Не помню день недели, но точно помню дату — 3 марта. Я и Революция стояли в подъезде дома, где располагался наш штаб. Четыре дня назад её бросил её… как бы его лучше назвать?.. но в итоге он оказался «слабаком и сукой»… он сломался. Тихонечко ушёл из организации. Несколькими фразами расстался с Революцией. Она рассказала мне об этом через день. Я понимал, что это признание предназначено только для меня и никого более. Мы стояли в подъезде и курили противно-горькую, но очень дешёвую «Золотую Яву».
— Неудержимо хочу тебя поцеловать,— сказал я.
— В чём же дело? — ответила она.
Мы долго с закрытыми глазами целовались.
Вышли в закат — он отливал маняще-изумрудным.
— Нельзя долго смотреть на закат, иначе твою душу украдут духи Нижнего мира. Так считали башкиры, когда были язычниками,— сказала Революция. Одним из её предков был Салават Юлаев, поэтому она знала кое-что о традиционной культуре башкир.
Ещё через четыре дня я обнажённо касался её — и в небе незабываемо светили звёзды.
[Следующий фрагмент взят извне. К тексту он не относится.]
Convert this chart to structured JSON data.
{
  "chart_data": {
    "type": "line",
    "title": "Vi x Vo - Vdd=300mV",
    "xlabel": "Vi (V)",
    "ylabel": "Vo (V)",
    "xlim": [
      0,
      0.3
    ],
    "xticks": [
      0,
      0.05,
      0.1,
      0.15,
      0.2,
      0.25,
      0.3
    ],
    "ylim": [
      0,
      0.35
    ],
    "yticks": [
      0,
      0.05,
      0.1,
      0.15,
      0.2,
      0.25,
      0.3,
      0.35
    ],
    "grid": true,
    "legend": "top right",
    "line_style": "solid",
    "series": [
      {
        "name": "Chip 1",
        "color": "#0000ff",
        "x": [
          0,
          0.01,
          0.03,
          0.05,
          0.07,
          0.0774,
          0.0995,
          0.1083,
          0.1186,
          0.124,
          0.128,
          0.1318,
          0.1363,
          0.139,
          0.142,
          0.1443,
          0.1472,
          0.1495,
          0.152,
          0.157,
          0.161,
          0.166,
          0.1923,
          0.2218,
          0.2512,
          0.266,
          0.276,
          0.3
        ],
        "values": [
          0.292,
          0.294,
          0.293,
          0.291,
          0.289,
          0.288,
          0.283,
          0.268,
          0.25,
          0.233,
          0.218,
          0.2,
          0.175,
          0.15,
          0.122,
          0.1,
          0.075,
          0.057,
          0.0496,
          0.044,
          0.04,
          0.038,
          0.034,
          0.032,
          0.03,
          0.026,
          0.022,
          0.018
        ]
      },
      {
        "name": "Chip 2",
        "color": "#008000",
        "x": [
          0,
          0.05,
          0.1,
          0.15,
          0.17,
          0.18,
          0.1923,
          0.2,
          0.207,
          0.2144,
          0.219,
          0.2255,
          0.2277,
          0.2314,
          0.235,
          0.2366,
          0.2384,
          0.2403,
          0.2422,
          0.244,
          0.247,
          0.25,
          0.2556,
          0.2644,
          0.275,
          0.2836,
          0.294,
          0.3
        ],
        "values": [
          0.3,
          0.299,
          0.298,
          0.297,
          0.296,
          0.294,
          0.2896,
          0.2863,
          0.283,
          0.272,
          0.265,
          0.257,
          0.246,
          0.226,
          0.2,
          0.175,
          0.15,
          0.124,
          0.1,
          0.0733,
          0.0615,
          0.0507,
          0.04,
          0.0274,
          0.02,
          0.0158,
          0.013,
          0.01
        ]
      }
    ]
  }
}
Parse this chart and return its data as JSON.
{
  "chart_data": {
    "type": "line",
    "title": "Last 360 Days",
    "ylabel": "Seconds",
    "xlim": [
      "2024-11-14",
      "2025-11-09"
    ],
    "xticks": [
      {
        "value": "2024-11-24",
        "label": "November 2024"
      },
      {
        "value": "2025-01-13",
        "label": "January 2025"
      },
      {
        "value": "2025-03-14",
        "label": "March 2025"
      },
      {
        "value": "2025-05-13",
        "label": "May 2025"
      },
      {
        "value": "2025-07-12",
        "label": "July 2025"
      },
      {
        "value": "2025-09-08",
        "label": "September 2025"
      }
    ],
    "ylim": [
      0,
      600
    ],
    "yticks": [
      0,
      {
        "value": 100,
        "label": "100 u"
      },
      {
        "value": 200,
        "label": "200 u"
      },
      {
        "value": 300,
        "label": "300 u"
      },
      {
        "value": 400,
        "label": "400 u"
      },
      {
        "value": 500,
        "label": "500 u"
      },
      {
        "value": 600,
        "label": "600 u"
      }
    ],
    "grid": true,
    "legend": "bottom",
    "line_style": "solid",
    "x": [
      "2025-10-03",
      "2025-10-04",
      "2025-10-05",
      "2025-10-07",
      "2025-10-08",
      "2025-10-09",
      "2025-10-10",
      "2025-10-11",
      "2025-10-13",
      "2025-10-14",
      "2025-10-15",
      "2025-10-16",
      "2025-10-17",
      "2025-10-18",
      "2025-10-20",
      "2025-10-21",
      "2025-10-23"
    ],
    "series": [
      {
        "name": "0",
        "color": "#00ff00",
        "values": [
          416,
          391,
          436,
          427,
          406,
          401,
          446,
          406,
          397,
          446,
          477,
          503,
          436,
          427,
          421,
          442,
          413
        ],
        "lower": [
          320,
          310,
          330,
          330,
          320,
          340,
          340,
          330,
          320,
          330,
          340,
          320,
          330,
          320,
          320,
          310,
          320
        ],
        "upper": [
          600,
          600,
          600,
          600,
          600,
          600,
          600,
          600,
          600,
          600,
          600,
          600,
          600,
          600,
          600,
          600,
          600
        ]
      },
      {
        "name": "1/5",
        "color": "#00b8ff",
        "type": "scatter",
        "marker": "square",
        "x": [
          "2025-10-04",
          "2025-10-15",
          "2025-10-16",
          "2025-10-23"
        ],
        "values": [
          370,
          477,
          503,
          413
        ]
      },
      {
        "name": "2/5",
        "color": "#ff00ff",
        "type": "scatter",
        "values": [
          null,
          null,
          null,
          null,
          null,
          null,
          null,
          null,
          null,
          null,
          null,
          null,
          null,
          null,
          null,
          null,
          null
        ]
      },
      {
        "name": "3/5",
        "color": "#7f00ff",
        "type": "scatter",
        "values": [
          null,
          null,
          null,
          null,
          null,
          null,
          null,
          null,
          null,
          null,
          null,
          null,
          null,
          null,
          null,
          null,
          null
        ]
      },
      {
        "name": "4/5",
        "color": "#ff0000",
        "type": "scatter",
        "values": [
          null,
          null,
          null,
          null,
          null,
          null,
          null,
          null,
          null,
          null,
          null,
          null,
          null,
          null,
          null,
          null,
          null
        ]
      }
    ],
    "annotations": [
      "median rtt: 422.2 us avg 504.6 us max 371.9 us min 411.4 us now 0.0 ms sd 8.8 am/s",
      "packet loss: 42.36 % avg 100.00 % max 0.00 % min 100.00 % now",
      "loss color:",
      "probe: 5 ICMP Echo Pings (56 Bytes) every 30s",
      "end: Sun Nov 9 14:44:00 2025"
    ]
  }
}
Чердак торгового комплекса; под нами — старый ватный матрас; по клубам, ресторанам и домам расползалась пятница… После Революция горячо шептала мне на ухо; крепко сжимая мою руку, она шептала:
— Много таких же, как ты. Вроде бы и дикие, словно полчище гуннов, кости себе и другим ломаете. Чтобы меня в постель затащить. Затащите… переспите несколько раз, потом бросите, в придачу ещё и погаными словами отхлещете.
— Мне правда хорошо с тобой,— говорил ей, часто сглатывая,— я правда никогда… только ты… всегда.
— Милый, я очень хочу верить в это. Милый,— и она расплакалась.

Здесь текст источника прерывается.